Gibt es sadistische Prüfer? Foto: dpa/Swen Pförtner

Lockt ein Führerschein-Prüfer eine Frau absichtlich in die Falle? Johannes M. Fischer nominiert ihn im Kreis Esslingen zum Fiesling der Woche. Wen noch?

Kreis Esslingen - Möglicherweise wurde in dieser Woche der fieseste Fahrprüfer aller Zeiten gefunden: In Hochdorf ließ er eine Schülerin in eine Einbahnstraße fahren, an deren Ende sie links abbiegen sollte. Vorschriftsmäßig ordnete sie sich links ein, wie das auf einer Einbahnstraße üblich ist. Durchgefallen! Eine Einbahnstraße sei an dieser Stelle keine Einbahnstraße mehr. Sie habe ein Schild übersehen. Im Nachgang kam heraus, dass es so ein Schild gar nicht gibt, der Prüfer sich irrte. Dazu der Kommentar eines Fahrschulinhabers: „Die Stelle ist definitiv eine Falle gewesen.“ Mit Betonung auf „Stelle“: Dass der Prüfer den Fahrschüler habe absichtlich durchfallen lassen, könne er sich nicht vorstellen. „Ich kenne ihn, das passt menschlich nicht zu ihm.“ Fies oder nur fehlerhaft? Die Frage lässt sich kaum aufklären. Es kommt auf den Standpunkt des Betrachters an.

Zoff wegen der Kiesstraße

Eine andere Straße machte in der Woche schon zum wiederholten Male auf sich aufmerksam. Es geht um die Kiesstraße in Esslingen. Im Herbst steht die Entscheidung an, ob sie eine Umweltspur bekommen soll und damit möglicherweise Fahrräder und Busse entlastet, den Autostau auf dem Altstadtring aber vergrößert.

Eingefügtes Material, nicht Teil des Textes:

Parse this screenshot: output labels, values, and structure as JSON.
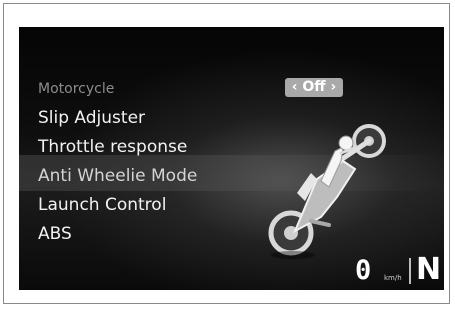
{
  "menu": {
    "items": [
      {
        "label": "Motorcycle"
      },
      {
        "label": "Slip Adjuster"
      },
      {
        "label": "Throttle response"
      },
      {
        "label": "Anti Wheelie Mode"
      },
      {
        "label": "Launch Control"
      },
      {
        "label": "ABS"
      }
    ],
    "selected_value": "‹ Off ›"
  },
  "status": {
    "speed": "0",
    "speed_unit": "km/h",
    "gear": "N"
  },
  "icons": {
    "wheelie": "motorcycle-wheelie-icon"
  },
  "colors": {
    "screen_bg": "#0a0a0a",
    "value_pill": "#a9a9a9",
    "text": "#f2f2f2",
    "dim_text": "#8c8c8c"
  }
}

Der Streit schwelt und schwelt und kocht immer mal wieder hoch. Dazu beigetragen hat die Informationspolitik des Rathauses: Die Gemeinderäte erfuhren davon im Juli eher en passant. Aus Schusseligkeit? Aus taktischen Gründen, weil es ein ziemlich heißes Eisen ist? Die Frage ist offen, deshalb kann in diesem Fall der Kies-Fiesling (noch) nicht eindeutig bestimmt werden.

Es riecht!

Der nächste Wochen-Fiesling kommt wieder aus Hochdorf – ein schwieriges Pflaster in diesen Tagen. Er ist klein, braun und stinkt. „Hundekot sorgt für dicke Luft“ überschrieb die Eßlinger Zeitung den Beitrag über verärgerte Bürger, die vermehrt auf diese Hinterlassenschaften stoßen. Was sie besonders ärgert: Verbotsschilder nutzen nichts, der Hinweis auf die Polizeiverordnung auch nicht. Könnten Hunde lesen, würden sie vermutlich Rücksicht nehmen. Aber dummerweise ziehen sie ja immer noch einen an der Leine, der weder lesen kann noch Rücksicht nehmen will.

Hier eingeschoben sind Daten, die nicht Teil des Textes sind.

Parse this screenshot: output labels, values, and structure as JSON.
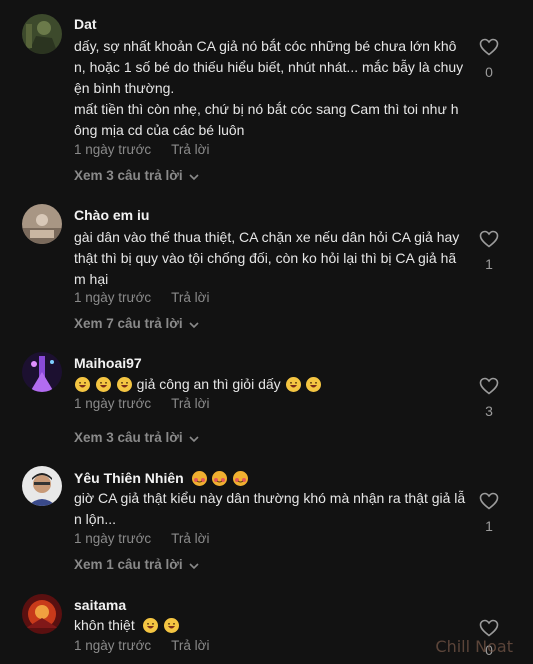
{
  "comments": [
    {
      "username": "Dat",
      "lines": [
        "dấy, sợ nhất khoản CA giả nó bắt cóc những bé chưa lớn khôn, hoặc 1 số bé do thiếu hiểu biết, nhút nhát... mắc bẫy là chuyện bình thường.",
        "mất tiền thì còn nhẹ, chứ bị nó bắt cóc sang Cam thì toi như hông mịa cd của các bé luôn"
      ],
      "time": "1 ngày trước",
      "reply": "Trả lời",
      "view_replies": "Xem 3 câu trả lời",
      "likes": "0"
    },
    {
      "username": "Chào em iu",
      "lines": [
        "gài dân vào thế thua thiệt, CA chặn xe nếu dân hỏi CA giả hay thật thì bị quy vào tội chống đối, còn ko hỏi lại thì bị CA giả hãm hại"
      ],
      "time": "1 ngày trước",
      "reply": "Trả lời",
      "view_replies": "Xem 7 câu trả lời",
      "likes": "1"
    },
    {
      "username": "Maihoai97",
      "text_before": "",
      "text_main": "giả công an thì giỏi dấy",
      "time": "1 ngày trước",
      "reply": "Trả lời",
      "view_replies": "Xem 3 câu trả lời",
      "likes": "3"
    },
    {
      "username": "Yêu Thiên Nhiên",
      "lines": [
        "giờ CA giả thật kiểu này dân thường khó mà nhận ra thật giả lẫn lộn..."
      ],
      "time": "1 ngày trước",
      "reply": "Trả lời",
      "view_replies": "Xem 1 câu trả lời",
      "likes": "1"
    },
    {
      "username": "saitama",
      "text_main": "khôn thiệt",
      "time": "1 ngày trước",
      "reply": "Trả lời",
      "likes": "0"
    }
  ],
  "watermark": "Chill Noat",
  "icons": {
    "like": "heart-outline-icon",
    "expand": "chevron-down-icon"
  },
  "colors": {
    "background": "#121212",
    "muted": "#8a8a8a",
    "text": "#e6e6e6"
  }
}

Zu den Fieslingen der Woche gehört schließlich – zum wievielten Mal eigentlich!? – der Klimawandel. „Der Wald steht still und leidet“ titelte die Eßlinger Zeitung. Ein Spaziergang durch den Gemeindewald Aichwald offenbarte: Es geht alles viel zu schnell, als dass sich die Bäume noch anpassen könnten. Sie leben in einer anderen Zeit.